As pension obligations faced by local governments continue to put the squeeze on budgets in California a cautionary tale is playing out in Illinois – a reminder of Proposition13’s value to California taxpayers.

Chicago Mayor Rahm Emanuel said in a speech last week if state lawmakers do not pass pension reform the city’s next budget would “either double city property taxes or eliminate the vital services that people rely on.”

The Chicago predicament arose because of a previous attempt at reform. Under that law, a second tier was started for new public safety hires requiring a later retirement age, caps on pension formulas and an end to pension spiking. However, in exchange cities were required to fully fund pensions.

With Chicago officials directing tax dollars toward services, they reduced payments to cover generous pension obligations, which are not nearly fully funded. Now property taxpayers could be on the hook for huge tax increases.

Proposition 13’s property tax protections prevent local property taxpayers from being held hostage to out-of-control government spending.

That’s not to say that California local governments don’t have a pension problem.

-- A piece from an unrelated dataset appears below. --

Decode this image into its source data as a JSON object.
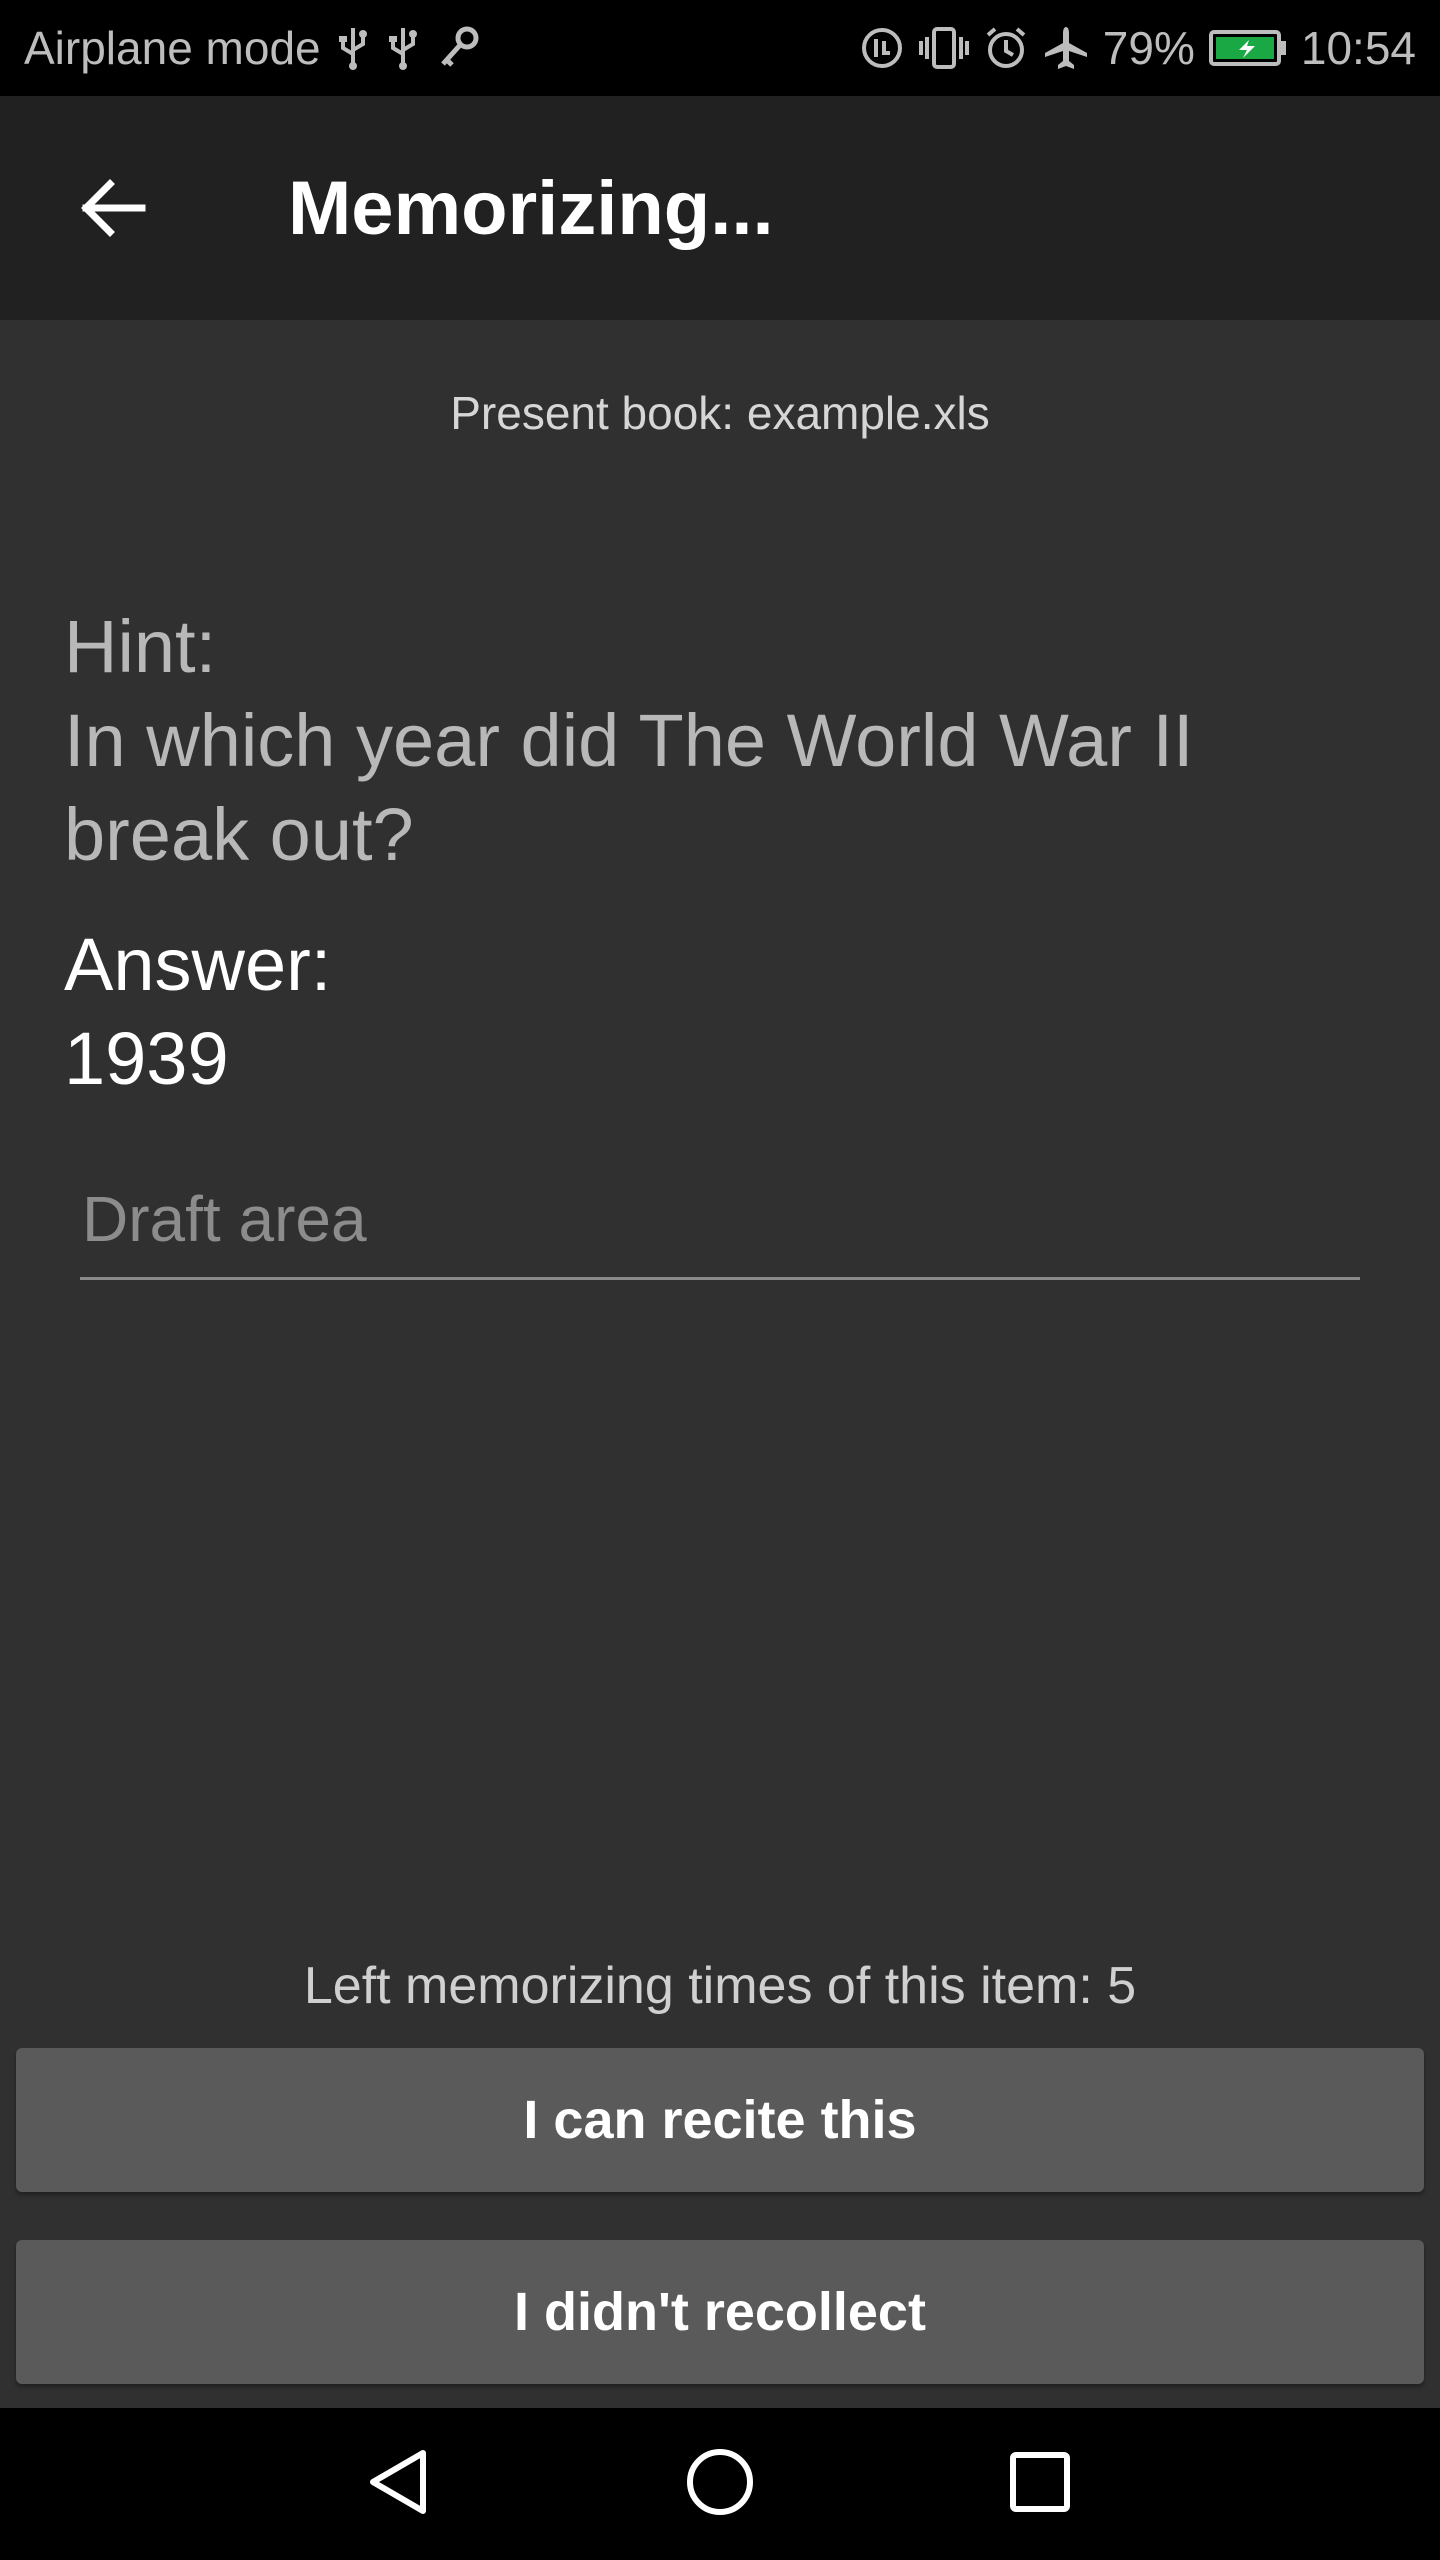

City budgets in the Golden State are feeling the same squeeze as in Chicago. Andrew Ross’s column in the San Francisco Chronicle points out for example: “Pension costs as a percentage of a city’s general fund: San Jose, Oakland and Berkeley are Nos. 3, 4 and 5 in the nation, respectively (ranging from 30.9 percent for San Jose to 26.1 percent for Berkeley).”

Imagine the pressure to raise property taxes in those cities if Proposition 13 were not on the books.

This cautionary tale also gives you an idea why there are forces out there dedicated to undercutting Proposition 13 and why they must be resisted.